We are ready to train the model

In [14]:
from tokenizers.trainers import BpeTrainer

trainer = BpeTrainer(vocab_size=5000, special_tokens=special_tokens)
tokenizer.train_from_iterator(shakespeare, trainer=trainer)
print(f"Trained vocab size: {tokenizer.get_vocab_size()}")

Trained vocab size: 5000


In [15]:
sen = "Is this a dagger which I see before me, the handle toward my hand?"
sen_enc = tokenizer.encode(sen)
print(f"Output: {format(sen_enc.tokens)}")

Output: ['[CLS]', 'is', 'this', 'a', 'dagger', 'which', 'i', 'see', 'before', 'me', ',', 'the', 'hand', 'le', 'toward', 'my', 'hand', '?', '[SEP]']


In [16]:
sen_enc2 = tokenizer.encode("Macbeth and Hugging Face")

In [17]:
print(f"Output: {format(sen_enc2.tokens)}")

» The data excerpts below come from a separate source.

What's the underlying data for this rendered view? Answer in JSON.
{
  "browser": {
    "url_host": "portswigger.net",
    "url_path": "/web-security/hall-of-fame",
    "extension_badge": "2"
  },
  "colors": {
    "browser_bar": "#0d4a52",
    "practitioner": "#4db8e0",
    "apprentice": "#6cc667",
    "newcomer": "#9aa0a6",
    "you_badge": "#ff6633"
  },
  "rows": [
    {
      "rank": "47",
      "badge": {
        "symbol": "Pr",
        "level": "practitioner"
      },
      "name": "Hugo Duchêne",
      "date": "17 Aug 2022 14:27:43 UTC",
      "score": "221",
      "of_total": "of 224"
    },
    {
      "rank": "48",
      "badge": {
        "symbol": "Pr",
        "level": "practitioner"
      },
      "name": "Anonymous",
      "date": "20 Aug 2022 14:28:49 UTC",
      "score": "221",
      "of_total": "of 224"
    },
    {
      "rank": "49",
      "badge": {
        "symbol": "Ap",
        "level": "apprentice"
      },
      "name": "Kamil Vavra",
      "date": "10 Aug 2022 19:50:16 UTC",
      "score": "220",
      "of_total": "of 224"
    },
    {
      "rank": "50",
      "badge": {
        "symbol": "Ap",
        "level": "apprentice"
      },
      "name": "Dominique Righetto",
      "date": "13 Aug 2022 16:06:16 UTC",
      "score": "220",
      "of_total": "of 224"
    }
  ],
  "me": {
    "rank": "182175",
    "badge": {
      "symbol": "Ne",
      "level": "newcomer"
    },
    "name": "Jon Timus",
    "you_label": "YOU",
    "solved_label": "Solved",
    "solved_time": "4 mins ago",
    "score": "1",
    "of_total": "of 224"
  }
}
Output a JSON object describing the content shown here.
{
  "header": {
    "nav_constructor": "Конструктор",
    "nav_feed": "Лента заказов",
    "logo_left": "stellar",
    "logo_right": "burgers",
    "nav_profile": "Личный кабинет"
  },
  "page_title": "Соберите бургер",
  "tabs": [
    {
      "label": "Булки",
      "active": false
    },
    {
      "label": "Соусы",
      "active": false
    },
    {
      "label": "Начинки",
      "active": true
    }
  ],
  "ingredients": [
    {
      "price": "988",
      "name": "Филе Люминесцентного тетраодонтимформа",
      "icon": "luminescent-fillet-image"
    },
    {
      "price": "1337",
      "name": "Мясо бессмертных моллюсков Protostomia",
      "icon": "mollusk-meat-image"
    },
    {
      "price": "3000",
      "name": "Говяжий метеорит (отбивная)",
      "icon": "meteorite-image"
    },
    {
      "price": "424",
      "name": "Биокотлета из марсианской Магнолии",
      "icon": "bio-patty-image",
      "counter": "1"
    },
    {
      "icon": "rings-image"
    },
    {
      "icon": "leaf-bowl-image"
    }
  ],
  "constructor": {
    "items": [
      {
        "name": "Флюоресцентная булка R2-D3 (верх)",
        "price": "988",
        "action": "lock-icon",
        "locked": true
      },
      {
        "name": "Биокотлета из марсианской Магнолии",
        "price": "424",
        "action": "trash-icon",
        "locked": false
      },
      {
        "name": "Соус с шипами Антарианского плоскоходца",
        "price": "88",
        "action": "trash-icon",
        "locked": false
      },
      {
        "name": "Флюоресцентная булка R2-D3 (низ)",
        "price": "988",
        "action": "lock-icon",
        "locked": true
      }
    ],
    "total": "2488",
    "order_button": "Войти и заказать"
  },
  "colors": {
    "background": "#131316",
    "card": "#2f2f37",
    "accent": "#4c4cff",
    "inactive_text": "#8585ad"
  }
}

Output: ['[CLS]', 'macbeth', 'and', 'hu', 'gg', 'ing', 'face', '[SEP]']


In [18]:
two_enc = tokenizer.encode("I like Hugging Face!", "He likes Macbeth!")

In [19]:
print(f"Output: {format(two_enc.tokens)}")

Output: ['[CLS]', 'i', 'like', 'hu', 'gg', 'ing', 'face', '!', '[SEP]', 'he', 'likes', 'macbeth', '!', '[SEP]']


In [20]:
tokenizer.model.save(".")

['./vocab.json', './merges.txt']

In [21]:
!wc -l ./merges.txt

4948 ./merges.txt


In [22]:
!head -6 ./merges.txt

#version: 0.2
t h
o u
a n
th e
r e


In [23]:
!head -1000 ./merges.txt | tail -5

ch ance
si g
your s
ti a
po int


In [24]:
# Save and Load Tokenizer
tokenizer.save("MyBPETokenizer.json")
tokenizerFromFile = Tokenizer.from_file("MyBPETokenizer.json")
sen_enc3 = tokenizerFromFile.encode("I like HuggingFace and Macbeth")
print(f"Output: {format(sen_enc3.tokens)}")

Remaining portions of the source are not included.